Comunicación contínua con Dios, admite su fe sin vergúenza pero no habla de ella todo el tiempo. Sereno, confiado en toda circustancia, no se preocupa por el mañana, entrega sus problemas, produce sincronías favorables, ayuda en curas a través de la oración incluso en aquellos casos dados por perdidos. Exitoso en todo lo que emprende, saludable él y los que le rodean. Perdona a sus enemigos y detractores, no le interesan la críticas, pide por el bienestar de sus enemigos. Sabe que las aparentes casualidades afortunadas son premios del Creador. Aguanta los problemas como lecciones por error. Ayuda a los pobres y evangeliza anónimamente para traer bienestar a los que sufren.

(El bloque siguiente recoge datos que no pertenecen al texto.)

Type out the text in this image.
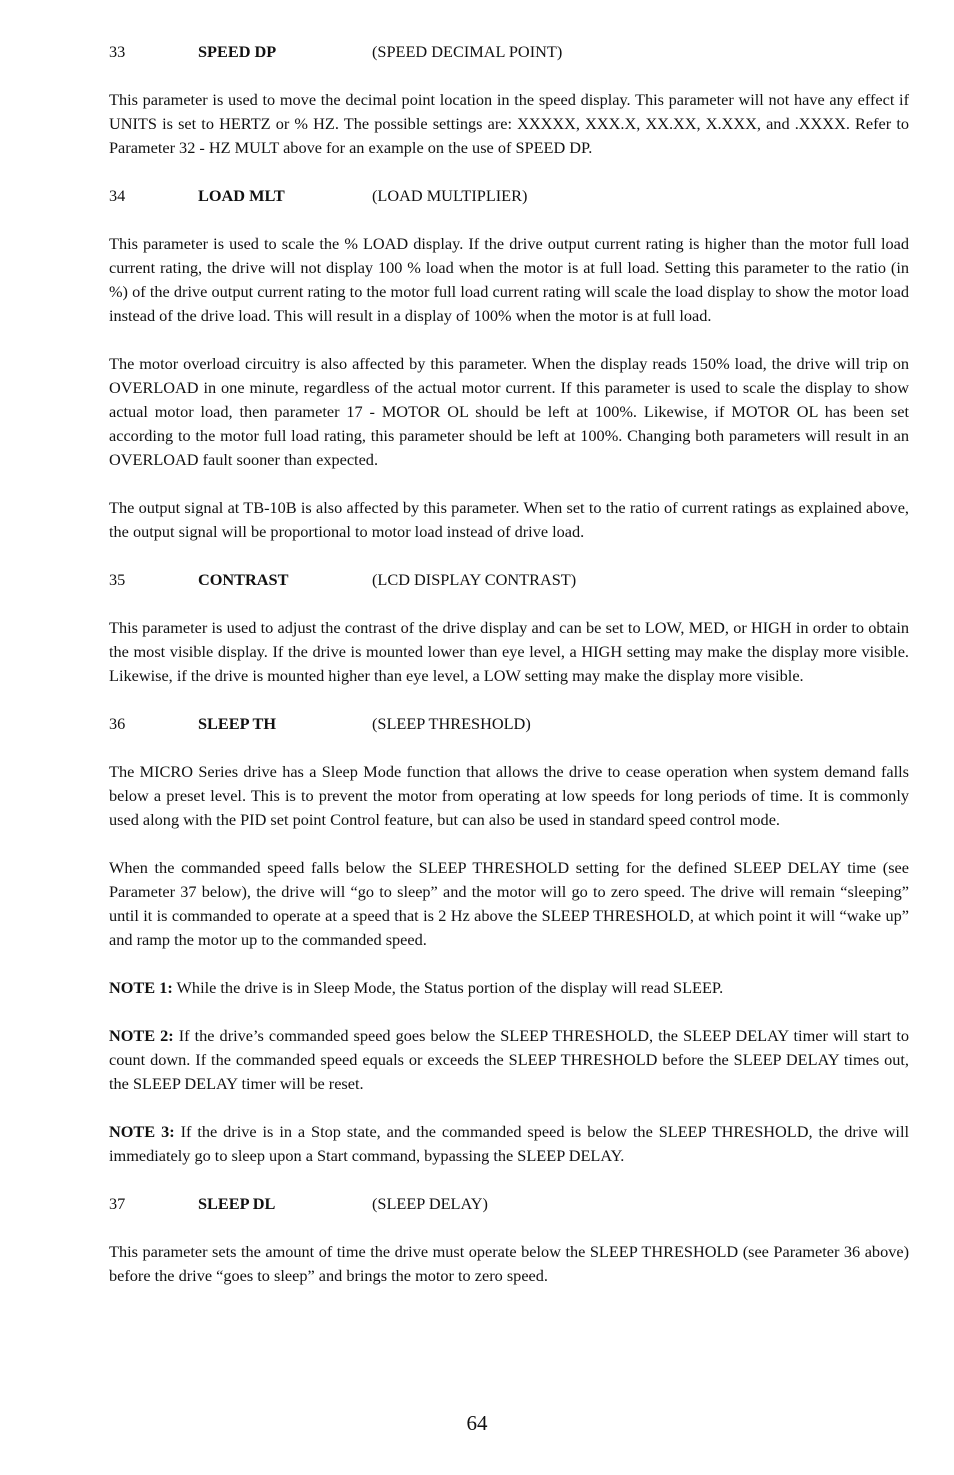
33	SPEED DP	(SPEED DECIMAL POINT)

This parameter is used to move the decimal point location in the speed display. This parameter will not have any effect if UNITS is set to HERTZ or % HZ. The possible settings are: XXXXX, XXX.X, XX.XX, X.XXX, and .XXXX. Refer to Parameter 32 - HZ MULT above for an example on the use of SPEED DP.

34	LOAD MLT	(LOAD MULTIPLIER)

This parameter is used to scale the % LOAD display. If the drive output current rating is higher than the motor full load current rating, the drive will not display 100 % load when the motor is at full load. Setting this parameter to the ratio (in %) of the drive output current rating to the motor full load current rating will scale the load display to show the motor load instead of the drive load. This will result in a display of 100% when the motor is at full load.

The motor overload circuitry is also affected by this parameter. When the display reads 150% load, the drive will trip on OVERLOAD in one minute, regardless of the actual motor current. If this parameter is used to scale the display to show actual motor load, then parameter 17 - MOTOR OL should be left at 100%. Likewise, if MOTOR OL has been set according to the motor full load rating, this parameter should be left at 100%. Changing both parameters will result in an OVERLOAD fault sooner than expected.

The output signal at TB-10B is also affected by this parameter. When set to the ratio of current ratings as explained above, the output signal will be proportional to motor load instead of drive load.

35	CONTRAST	(LCD DISPLAY CONTRAST)

This parameter is used to adjust the contrast of the drive display and can be set to LOW, MED, or HIGH in order to obtain the most visible display. If the drive is mounted lower than eye level, a HIGH setting may make the display more visible. Likewise, if the drive is mounted higher than eye level, a LOW setting may make the display more visible.

36	SLEEP TH	(SLEEP THRESHOLD)

The MICRO Series drive has a Sleep Mode function that allows the drive to cease operation when system demand falls below a preset level. This is to prevent the motor from operating at low speeds for long periods of time. It is commonly used along with the PID set point Control feature, but can also be used in standard speed control mode.

When the commanded speed falls below the SLEEP THRESHOLD setting for the defined SLEEP DELAY time (see Parameter 37 below), the drive will “go to sleep” and the motor will go to zero speed. The drive will remain “sleeping” until it is commanded to operate at a speed that is 2 Hz above the SLEEP THRESHOLD, at which point it will “wake up” and ramp the motor up to the commanded speed.

NOTE 1: While the drive is in Sleep Mode, the Status portion of the display will read SLEEP.

NOTE 2: If the drive’s commanded speed goes below the SLEEP THRESHOLD, the SLEEP DELAY timer will start to count down. If the commanded speed equals or exceeds the SLEEP THRESHOLD before the SLEEP DELAY times out, the SLEEP DELAY timer will be reset.

NOTE 3: If the drive is in a Stop state, and the commanded speed is below the SLEEP THRESHOLD, the drive will immediately go to sleep upon a Start command, bypassing the SLEEP DELAY.

37	SLEEP DL	(SLEEP DELAY)

This parameter sets the amount of time the drive must operate below the SLEEP THRESHOLD (see Parameter 36 above) before the drive “goes to sleep” and brings the motor to zero speed.

64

Grado 4. Obrero del Creador.
En conversación directa con Dios, hace lo que el Espíritu Santo recomienda en cada momento. Aspira a la Santidad Anónima (no desea ser santo conocido al que le recen). Según la voluntad de Dios le han sido concedidos algunos o varios dones milagrosos para utilizarlos en creyentes: Curar cualquier enfermedad en seres vivos. Modificar cambios climatológicos para favorecer pueblos. Detener y amanzar fieras. Exorcizar poseídos por el mal. Resucitar recién fallecidos. Utilizar fuerzas físicas sobrehumanas en caso de necesidad. Levitar. No le interesa ningún bien material pues lo tiene todo a su disposición cuando le es necesario.
Grado 5. Santidad.
Como el Grado 4 pero con mayor poder, en vida, en agonía y después de fallecido sigue ejecutando favores a sus creyentes. Puede ser desconocido. Aparece si así lo pide quien le tenga fé en cualquier lugar, estando en vida o después de muerto, para hacer el bien a todos aquellos que lo necesitan. Ayuda a la transformación de los viles y ateos para ser perdonados y ser partícipes de la Gloria.
Bueno, nunca es tarde para una vida próspera y en paz en cualquier circunstancia. Cualquiera por más malvado que haya sido puede ser perdonado y recibido como hijo pródigo por los brazos del Señor.